I hope your plum tree survives for a few more years, Honeysuckle. I have got used to the gap now, but I did miss it at first. I expect the birds did too: it had several bird feeders hanging on it. Like you, I love to see the birds in the garden. I have just been amused by a large wood pigeon perched on a water feature, drinking from the rather small cascade of water coming out of a miniature pot. He (if it was a “he”) had his head right inside the pot! Usually, the birds drink out of the half-barrel, which is full of oxygenating greenery so the small ones can actually perch in the middle. The large birds stand around the edge. Pigeons can drink while reaching down, but the others have to lift their heads to let the water trickle down their throats. We have robins, too. They are pretty bold, but none has ever come inside! There are robins inside at the local garden centre - they nest in the roof. I think they are indeed territorial so I expect there are only a couple. I loved to see the various tits “steaming” through the trees, especially the plum which I could see from the kitchen window. One or two would arrive, stripping the branches of insects, then more would follow and then eventually move off to the next garden. Blue tits, great tits and coal tits seem perfectly happy flocking together. Sometimes I see long-tailed tits too, which I love.
Enjoy your garden!

21 May, 2019

 

I'm glad you're enjoying your garden. Nice to hear from you again.
That book sounds interesting, I may try to see if I can borrow it from our local library.

21 May, 2019

 

I recommend it, Hywel. The fact that all the writers in it are women is irrelevant. It is just a selection of writings by different gardeners with different points of view. Some of the entries are instructive, some more like diary entries. I love it and often dip into it.

23 May, 2019

 

I enjoyed your blog and as Karen said, no pictures needed ! I too have done more pots than I usually do of busy Lizzies and Begonias . But I have got to know my new neighbour who kindly watered my pots and toms while we were away. I was a bit concerned as I always had two or three neighbours in Laceby , so that if one forgot, then the others would carry on. As we have a big back courtyard I wanted to make it as colourful as I could. The main garden areas look after themselves.
I will have to look out for that book.
Enjoy sitting in your shady corner too !

27 May, 2019

 

Hi Rose! I am happy to say the weather held as expected, so no casualties amongst the annuals. It always amazes me how very quickly the plants put on growth once they are planted on. I have had two more trips back to the GC since I wrote the blog, but only for very specific things - a few perennials for the new space in the border (mainly foxgloves, which I love) and four trailing non-stop begonias for a hanging basket. I have sown some runner beans around a bamboo wigwam so we shall see how they do. After a shower a few days ago, I observed a positive glut of snails, so I’m a little nervous. I usually plant such things in pots. I may get a couple of tomato plants as well, and try them outside. I am glad to hear you have someone to water your pots.

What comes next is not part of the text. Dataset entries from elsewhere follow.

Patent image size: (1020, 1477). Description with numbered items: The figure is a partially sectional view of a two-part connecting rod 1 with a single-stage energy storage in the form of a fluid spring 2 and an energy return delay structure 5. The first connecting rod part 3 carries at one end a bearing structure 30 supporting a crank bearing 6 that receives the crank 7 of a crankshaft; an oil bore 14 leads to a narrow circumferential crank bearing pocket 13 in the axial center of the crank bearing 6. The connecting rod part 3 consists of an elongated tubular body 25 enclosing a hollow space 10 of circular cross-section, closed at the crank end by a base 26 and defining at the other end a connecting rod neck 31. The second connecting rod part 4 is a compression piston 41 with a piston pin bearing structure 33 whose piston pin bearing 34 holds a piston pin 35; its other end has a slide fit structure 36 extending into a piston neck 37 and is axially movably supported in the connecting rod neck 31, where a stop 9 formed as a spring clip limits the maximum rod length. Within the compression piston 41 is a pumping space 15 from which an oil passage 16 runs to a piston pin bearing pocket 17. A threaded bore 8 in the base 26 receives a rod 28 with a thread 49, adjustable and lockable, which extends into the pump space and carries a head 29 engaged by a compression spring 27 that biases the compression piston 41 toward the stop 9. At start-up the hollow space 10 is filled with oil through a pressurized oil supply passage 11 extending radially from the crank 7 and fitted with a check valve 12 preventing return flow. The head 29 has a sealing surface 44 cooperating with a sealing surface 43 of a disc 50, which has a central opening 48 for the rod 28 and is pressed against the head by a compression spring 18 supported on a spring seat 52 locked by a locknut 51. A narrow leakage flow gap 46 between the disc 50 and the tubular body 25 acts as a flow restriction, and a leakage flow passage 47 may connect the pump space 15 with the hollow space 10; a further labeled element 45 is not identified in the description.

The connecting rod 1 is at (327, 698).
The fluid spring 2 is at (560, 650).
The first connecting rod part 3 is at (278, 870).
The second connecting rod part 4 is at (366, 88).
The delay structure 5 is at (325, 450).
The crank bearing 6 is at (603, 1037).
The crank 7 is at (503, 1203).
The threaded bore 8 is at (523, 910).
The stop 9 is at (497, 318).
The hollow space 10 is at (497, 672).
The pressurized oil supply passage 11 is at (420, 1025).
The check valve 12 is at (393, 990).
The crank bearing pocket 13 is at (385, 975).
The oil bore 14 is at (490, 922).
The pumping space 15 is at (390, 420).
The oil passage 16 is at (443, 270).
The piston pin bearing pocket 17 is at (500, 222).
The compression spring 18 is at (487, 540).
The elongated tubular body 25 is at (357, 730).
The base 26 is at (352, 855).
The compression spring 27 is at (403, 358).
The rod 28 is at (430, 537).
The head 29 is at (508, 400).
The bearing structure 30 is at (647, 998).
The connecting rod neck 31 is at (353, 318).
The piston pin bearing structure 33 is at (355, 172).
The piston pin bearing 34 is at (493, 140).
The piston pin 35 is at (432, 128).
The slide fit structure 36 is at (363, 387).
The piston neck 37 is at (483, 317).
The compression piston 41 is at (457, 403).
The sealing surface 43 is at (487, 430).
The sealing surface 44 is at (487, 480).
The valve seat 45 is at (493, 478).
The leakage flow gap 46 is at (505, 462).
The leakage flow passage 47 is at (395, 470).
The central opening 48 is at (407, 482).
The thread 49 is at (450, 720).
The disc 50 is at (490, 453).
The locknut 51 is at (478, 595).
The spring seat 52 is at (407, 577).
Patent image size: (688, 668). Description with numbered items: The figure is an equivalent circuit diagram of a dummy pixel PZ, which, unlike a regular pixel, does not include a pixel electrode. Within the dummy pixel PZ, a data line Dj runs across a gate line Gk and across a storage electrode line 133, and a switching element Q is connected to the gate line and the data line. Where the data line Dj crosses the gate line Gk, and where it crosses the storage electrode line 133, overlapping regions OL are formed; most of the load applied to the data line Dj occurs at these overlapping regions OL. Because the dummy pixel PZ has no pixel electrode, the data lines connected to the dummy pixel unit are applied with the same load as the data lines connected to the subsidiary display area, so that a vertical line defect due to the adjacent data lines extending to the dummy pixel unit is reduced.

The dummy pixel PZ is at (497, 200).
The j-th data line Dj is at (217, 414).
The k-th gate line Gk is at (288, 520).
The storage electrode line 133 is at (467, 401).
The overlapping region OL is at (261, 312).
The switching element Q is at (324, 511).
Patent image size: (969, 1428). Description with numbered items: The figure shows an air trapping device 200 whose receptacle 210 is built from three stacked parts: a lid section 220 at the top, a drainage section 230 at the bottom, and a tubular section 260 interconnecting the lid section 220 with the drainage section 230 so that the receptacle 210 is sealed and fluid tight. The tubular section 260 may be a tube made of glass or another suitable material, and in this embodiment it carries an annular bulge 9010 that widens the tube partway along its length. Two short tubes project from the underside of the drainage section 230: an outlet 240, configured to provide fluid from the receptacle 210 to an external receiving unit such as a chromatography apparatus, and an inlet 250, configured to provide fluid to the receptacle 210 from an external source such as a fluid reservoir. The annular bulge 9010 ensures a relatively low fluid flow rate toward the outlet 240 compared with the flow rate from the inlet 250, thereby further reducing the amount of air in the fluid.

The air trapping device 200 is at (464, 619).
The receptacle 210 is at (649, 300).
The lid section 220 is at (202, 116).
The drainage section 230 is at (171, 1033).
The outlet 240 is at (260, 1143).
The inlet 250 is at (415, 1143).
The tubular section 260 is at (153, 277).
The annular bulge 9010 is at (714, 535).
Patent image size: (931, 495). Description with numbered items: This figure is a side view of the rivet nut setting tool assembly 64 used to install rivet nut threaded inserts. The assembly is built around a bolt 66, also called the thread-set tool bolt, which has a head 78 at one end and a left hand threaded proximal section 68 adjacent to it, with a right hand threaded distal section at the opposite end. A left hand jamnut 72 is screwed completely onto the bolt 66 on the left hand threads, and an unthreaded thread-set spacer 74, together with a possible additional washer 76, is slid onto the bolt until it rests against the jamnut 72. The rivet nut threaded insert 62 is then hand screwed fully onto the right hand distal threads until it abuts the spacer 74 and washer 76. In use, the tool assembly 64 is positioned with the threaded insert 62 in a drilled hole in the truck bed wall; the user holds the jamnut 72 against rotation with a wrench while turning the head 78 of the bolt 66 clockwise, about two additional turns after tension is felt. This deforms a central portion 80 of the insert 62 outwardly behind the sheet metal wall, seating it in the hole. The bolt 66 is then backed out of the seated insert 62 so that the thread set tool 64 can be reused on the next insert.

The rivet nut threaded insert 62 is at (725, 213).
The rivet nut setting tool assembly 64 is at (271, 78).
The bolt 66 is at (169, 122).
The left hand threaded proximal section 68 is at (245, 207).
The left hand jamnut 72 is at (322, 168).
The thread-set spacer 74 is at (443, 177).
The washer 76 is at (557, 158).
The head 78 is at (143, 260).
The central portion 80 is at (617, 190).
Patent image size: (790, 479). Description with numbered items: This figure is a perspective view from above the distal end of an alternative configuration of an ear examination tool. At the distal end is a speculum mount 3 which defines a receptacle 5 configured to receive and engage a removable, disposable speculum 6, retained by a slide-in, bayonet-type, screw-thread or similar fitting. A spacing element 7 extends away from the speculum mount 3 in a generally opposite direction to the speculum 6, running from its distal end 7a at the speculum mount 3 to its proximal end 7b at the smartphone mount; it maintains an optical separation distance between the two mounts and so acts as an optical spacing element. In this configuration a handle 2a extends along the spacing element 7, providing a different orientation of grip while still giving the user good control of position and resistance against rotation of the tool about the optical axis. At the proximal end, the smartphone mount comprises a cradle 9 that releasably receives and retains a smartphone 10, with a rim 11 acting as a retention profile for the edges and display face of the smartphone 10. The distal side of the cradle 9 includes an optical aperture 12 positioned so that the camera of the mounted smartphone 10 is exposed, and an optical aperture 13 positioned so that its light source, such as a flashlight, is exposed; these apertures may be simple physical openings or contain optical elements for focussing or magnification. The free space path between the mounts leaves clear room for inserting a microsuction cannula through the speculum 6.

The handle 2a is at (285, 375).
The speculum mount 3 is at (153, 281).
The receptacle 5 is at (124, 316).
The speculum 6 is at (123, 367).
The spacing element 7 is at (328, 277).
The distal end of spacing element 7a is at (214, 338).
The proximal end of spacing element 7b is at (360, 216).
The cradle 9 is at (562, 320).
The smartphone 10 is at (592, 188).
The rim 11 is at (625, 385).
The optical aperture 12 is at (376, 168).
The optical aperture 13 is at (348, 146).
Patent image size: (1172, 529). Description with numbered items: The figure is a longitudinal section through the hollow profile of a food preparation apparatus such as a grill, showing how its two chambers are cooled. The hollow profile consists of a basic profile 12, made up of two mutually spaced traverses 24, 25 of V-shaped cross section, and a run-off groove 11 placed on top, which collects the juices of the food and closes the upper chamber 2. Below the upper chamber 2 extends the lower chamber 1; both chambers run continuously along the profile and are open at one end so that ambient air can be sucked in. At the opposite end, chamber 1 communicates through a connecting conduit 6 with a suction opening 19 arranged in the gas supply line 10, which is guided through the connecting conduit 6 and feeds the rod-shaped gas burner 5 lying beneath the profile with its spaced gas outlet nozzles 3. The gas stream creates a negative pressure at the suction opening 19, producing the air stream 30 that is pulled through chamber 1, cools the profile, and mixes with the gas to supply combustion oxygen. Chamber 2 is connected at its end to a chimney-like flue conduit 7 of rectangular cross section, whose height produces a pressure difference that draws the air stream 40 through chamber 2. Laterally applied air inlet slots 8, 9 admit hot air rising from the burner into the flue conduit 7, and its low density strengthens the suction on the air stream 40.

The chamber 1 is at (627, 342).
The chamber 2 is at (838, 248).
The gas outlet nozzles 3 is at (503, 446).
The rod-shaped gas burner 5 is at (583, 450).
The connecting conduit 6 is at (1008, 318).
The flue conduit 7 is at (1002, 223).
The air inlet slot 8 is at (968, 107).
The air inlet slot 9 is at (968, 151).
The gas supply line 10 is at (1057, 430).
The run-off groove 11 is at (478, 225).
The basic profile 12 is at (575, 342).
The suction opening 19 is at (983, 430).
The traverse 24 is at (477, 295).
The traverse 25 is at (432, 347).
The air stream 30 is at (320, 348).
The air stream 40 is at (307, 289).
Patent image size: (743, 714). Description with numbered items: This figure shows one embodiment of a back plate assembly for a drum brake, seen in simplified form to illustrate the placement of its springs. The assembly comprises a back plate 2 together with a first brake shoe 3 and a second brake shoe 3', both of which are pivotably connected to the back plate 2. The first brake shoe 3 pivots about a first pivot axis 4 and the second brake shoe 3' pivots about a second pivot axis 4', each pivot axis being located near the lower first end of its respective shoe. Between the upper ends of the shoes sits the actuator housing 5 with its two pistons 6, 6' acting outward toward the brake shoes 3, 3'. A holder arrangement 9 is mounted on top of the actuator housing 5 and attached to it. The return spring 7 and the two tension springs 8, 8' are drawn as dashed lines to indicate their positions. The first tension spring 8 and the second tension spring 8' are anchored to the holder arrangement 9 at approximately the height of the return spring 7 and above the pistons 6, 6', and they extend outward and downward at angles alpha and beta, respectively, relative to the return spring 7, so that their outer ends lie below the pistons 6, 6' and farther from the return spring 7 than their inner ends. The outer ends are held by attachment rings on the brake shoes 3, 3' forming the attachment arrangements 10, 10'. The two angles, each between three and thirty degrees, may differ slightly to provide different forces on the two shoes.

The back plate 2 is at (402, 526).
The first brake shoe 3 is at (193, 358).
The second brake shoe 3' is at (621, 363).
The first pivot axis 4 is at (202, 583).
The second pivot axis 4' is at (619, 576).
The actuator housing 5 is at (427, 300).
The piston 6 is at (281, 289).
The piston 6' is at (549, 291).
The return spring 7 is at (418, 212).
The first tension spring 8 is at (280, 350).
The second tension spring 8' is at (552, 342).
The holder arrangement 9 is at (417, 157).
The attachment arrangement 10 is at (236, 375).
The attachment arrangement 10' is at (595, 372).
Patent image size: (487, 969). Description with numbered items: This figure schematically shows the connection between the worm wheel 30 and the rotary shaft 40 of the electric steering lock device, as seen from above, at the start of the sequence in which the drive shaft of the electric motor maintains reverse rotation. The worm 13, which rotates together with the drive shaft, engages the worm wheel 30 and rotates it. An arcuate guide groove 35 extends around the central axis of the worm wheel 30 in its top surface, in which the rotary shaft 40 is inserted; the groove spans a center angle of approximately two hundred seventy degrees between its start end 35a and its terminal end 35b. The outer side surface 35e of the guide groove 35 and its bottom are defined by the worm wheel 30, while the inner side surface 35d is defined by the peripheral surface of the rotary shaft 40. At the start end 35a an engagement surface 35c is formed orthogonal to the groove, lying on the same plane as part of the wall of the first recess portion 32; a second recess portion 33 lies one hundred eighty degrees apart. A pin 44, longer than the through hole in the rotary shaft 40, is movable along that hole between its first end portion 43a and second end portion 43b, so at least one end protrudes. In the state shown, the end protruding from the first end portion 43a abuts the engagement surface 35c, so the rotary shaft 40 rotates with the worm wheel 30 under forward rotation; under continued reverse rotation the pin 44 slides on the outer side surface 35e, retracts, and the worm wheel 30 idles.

I have a good neighbour who used to water the tomatoes when we went away but, to be honest, I don’t think I can ask her to water the pots - it takes over half an hour! I usually give them a really good soak, use water-retaining gel and pray! They are usually ok for a week, though I wouldn’t recommend it as a strategy!

I am hoping for good enough weather to spend plenty of time in the garden this summer. It is dull here today, but warm enough to be sitting under the gazebo checking up on GoY, so that’s all right!